In mathematics, the capacitated arc routing problem (CARP) is that of finding the shortest tour with a minimum graph/travel distance of a mixed graph with undirected edges and directed arcs given capacity constraints for objects that move along the graph that represent snow-plowers, street sweeping machines, or winter gritters, or other real-world objects with capacity constraints. The constraint can be imposed for the length of time the vehicle is away from the central depot, or a total distance traveled, or a combination of the two with different weighting factors.

There are many different variations of the CARP described in the book Arc Routing:Problems, Methods, and Applications by Ángel Corberán and Gilbert Laporte.

Solving the CARP involves the study of graph theory, arc routing, operations research, and geographical routing algorithms to find the shortest path efficiently.

The CARP is NP-hard arc routing problem.

==Large-scale capacitated arc routing problem==
A large-scale capacitated arc routing problem (LSCARP) is a variant of the CARP that covers 300 or more edges to model complex arc routing problems at large scales.

Yi Mei et al. published an algorithm for solving the large-scale capacitated arc routing problem using a cooperative co-evolution algorithm.

LSCARP can be solved with a divide and conquer algorithm applied to route cutting off decomposition.

The LSCARP can also be solved with an iterative local search that improves on upper and lower bounds of other methods.

An LSCARP algorithm has been applied to waste collection in Denmark with a fast heuristic named FAST-CARP.
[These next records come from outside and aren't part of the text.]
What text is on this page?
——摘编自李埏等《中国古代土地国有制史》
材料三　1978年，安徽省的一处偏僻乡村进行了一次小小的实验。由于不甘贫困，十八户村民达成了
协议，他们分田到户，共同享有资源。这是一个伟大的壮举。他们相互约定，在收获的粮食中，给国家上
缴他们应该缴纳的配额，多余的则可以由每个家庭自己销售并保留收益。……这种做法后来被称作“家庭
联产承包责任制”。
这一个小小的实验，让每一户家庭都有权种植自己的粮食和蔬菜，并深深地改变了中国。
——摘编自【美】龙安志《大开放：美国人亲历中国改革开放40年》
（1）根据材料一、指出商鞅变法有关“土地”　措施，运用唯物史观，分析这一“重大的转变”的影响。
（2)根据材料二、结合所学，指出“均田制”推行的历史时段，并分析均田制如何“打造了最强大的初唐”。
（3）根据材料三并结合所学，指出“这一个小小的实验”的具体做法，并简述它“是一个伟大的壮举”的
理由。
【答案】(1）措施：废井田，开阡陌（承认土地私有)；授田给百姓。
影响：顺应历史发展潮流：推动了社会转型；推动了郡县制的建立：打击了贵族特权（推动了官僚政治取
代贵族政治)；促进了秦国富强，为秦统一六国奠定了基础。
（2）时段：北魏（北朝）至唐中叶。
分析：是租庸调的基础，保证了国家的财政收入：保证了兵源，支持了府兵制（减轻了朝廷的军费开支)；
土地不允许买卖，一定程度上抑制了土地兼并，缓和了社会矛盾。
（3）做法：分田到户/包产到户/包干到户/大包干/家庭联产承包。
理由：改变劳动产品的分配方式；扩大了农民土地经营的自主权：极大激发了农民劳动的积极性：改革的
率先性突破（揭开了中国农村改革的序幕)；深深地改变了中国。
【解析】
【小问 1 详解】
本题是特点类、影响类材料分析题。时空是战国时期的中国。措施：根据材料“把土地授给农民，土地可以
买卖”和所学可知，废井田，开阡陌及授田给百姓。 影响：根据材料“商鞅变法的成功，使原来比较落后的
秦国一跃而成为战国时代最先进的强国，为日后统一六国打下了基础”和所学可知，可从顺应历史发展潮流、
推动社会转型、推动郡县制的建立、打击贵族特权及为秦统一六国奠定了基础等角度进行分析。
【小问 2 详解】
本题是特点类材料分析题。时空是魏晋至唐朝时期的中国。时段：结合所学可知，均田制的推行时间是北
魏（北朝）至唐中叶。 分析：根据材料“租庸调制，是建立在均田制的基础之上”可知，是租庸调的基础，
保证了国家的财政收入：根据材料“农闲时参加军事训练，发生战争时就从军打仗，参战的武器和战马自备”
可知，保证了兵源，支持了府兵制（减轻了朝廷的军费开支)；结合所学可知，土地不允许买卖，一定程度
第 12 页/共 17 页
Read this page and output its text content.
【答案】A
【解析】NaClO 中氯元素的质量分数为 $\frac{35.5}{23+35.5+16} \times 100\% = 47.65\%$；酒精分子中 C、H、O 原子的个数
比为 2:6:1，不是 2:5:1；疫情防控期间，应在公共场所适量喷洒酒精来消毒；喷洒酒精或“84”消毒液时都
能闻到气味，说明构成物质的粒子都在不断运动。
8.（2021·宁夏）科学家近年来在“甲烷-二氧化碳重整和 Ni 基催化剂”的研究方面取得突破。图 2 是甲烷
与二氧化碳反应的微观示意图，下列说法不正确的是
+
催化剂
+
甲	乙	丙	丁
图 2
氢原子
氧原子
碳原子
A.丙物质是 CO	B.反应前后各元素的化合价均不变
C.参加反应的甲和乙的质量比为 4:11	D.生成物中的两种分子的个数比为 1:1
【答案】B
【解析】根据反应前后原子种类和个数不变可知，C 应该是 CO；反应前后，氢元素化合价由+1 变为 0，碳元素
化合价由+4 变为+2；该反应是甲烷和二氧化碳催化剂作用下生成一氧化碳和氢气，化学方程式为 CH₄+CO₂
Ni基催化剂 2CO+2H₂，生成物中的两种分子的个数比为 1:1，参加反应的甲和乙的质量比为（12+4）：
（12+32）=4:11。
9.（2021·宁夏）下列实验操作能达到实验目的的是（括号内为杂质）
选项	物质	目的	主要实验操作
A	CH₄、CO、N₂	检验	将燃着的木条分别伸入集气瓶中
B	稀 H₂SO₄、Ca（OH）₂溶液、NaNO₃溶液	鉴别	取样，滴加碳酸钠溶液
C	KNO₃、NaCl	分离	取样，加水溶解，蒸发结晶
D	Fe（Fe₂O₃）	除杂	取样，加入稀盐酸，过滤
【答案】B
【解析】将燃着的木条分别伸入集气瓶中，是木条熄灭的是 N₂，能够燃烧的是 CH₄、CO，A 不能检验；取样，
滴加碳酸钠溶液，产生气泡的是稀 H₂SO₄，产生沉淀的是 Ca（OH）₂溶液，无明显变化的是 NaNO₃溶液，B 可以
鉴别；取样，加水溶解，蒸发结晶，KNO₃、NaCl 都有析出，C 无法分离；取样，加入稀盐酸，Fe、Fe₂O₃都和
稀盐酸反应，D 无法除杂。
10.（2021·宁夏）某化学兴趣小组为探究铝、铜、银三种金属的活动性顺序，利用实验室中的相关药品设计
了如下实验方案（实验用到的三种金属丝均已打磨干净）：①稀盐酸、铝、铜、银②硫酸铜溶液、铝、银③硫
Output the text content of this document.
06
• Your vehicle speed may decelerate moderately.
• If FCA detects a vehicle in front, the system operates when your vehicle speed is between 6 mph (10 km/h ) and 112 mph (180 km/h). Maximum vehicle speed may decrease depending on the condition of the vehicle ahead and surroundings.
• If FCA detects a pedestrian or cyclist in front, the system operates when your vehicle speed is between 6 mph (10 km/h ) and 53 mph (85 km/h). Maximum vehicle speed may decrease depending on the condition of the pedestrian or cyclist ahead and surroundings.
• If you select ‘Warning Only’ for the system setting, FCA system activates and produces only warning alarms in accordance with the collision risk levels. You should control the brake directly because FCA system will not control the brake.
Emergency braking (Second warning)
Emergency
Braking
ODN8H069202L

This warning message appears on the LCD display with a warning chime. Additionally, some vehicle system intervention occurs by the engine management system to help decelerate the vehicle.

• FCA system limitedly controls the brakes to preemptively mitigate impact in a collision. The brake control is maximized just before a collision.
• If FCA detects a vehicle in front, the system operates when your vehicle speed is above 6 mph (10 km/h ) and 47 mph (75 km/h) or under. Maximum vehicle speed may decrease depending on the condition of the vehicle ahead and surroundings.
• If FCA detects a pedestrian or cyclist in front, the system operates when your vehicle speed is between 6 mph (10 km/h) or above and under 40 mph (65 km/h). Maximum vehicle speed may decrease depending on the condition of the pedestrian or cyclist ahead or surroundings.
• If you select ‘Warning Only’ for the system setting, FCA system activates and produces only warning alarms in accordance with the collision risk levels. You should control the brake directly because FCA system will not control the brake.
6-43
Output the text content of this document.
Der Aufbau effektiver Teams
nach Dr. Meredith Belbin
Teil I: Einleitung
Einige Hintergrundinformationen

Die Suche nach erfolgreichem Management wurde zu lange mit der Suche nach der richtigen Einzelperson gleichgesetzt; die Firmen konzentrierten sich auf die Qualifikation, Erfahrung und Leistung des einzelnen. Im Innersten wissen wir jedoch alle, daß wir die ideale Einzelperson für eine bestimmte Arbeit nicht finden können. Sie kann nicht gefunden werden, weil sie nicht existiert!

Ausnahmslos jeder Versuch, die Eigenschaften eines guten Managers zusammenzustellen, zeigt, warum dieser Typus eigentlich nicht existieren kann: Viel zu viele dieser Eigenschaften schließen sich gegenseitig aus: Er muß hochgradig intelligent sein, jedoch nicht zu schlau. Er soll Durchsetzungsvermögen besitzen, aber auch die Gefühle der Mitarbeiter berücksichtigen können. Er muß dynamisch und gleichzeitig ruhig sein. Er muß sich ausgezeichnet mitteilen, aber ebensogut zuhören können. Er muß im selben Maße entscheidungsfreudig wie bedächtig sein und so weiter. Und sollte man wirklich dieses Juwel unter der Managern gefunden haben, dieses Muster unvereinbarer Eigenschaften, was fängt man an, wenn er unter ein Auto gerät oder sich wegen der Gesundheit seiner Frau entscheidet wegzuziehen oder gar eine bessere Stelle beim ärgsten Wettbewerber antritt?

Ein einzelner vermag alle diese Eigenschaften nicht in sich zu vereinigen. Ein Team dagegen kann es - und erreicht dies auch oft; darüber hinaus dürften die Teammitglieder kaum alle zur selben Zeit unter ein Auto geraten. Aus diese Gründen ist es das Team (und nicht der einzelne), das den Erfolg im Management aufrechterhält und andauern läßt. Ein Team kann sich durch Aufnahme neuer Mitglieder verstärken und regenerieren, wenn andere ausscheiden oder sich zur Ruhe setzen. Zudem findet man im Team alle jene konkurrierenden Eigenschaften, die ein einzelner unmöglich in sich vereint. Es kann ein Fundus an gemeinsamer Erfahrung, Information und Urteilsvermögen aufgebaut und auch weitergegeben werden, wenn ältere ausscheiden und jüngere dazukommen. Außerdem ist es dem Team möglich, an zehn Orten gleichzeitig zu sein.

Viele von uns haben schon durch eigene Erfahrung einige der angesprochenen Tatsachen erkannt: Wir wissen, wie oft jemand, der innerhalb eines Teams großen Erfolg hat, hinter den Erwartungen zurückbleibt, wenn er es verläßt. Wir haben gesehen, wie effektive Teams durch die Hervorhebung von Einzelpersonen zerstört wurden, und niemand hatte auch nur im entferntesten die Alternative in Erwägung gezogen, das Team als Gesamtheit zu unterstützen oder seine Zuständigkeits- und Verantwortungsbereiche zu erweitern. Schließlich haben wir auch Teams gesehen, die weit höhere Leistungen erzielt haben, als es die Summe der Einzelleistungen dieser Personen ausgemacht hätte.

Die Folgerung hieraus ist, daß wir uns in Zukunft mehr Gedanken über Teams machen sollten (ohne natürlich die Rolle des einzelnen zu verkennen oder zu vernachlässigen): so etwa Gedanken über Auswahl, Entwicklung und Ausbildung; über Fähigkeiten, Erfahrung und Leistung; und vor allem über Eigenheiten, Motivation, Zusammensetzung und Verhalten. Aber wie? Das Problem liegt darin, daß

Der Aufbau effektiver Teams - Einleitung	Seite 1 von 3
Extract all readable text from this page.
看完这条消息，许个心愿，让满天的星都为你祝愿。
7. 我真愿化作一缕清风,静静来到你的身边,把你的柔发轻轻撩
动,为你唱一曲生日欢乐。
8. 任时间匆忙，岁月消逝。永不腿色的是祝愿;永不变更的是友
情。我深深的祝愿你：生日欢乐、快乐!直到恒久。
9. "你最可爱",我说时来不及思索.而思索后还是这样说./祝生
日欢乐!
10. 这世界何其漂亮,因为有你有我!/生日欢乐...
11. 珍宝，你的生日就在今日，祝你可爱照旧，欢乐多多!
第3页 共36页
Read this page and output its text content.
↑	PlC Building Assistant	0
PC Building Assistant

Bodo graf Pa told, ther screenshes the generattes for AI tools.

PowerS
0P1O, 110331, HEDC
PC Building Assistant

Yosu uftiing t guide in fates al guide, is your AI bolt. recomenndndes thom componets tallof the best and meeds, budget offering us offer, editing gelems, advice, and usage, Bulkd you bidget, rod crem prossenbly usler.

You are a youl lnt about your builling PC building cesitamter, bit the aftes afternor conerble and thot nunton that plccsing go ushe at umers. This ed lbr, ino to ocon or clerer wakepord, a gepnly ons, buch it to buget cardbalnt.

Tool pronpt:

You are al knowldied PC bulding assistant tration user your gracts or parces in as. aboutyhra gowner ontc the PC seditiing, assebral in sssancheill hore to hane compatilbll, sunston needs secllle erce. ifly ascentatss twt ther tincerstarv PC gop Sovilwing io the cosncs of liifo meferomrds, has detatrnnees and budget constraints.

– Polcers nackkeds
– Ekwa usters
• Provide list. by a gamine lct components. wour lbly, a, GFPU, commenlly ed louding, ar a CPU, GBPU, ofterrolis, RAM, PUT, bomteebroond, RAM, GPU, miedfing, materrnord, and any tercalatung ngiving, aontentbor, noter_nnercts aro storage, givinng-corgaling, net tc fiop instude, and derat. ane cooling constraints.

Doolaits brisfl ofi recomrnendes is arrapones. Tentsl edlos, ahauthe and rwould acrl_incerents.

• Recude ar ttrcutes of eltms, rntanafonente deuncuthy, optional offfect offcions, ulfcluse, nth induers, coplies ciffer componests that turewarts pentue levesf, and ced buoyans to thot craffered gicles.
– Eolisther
The algorithm is also often referred to as the Time Capacitated Arc Routing Problem often referred to as TCARP. The TCARP can be solved with a metaheuristic in a reasonable amount of time. The TCARP often arises when volume constraints do not apply for example meter reading

Zhang et al. created a metaheuristic to solve a generalization named the large-scale multi-depot CARP (LSMDCARP) named route clustering and search heuristic.

An algorithm for the LSCARP named Extension step and statistical filtering for large-scale CARP (ESMAENS) was developed in 2017.

The LSCARP can be extended to a large-scale capacitated vehicle routing problem with a hierarchical decomposition algorithm. The LSCVRP can be solved with an evolutionary method based on local search. Solving the LSCVRP can be done by integrated support vector machines and random forest methods.

An algorithm to solve LSCARP based on simulated annealing named FILO was developed by Accorsi et al.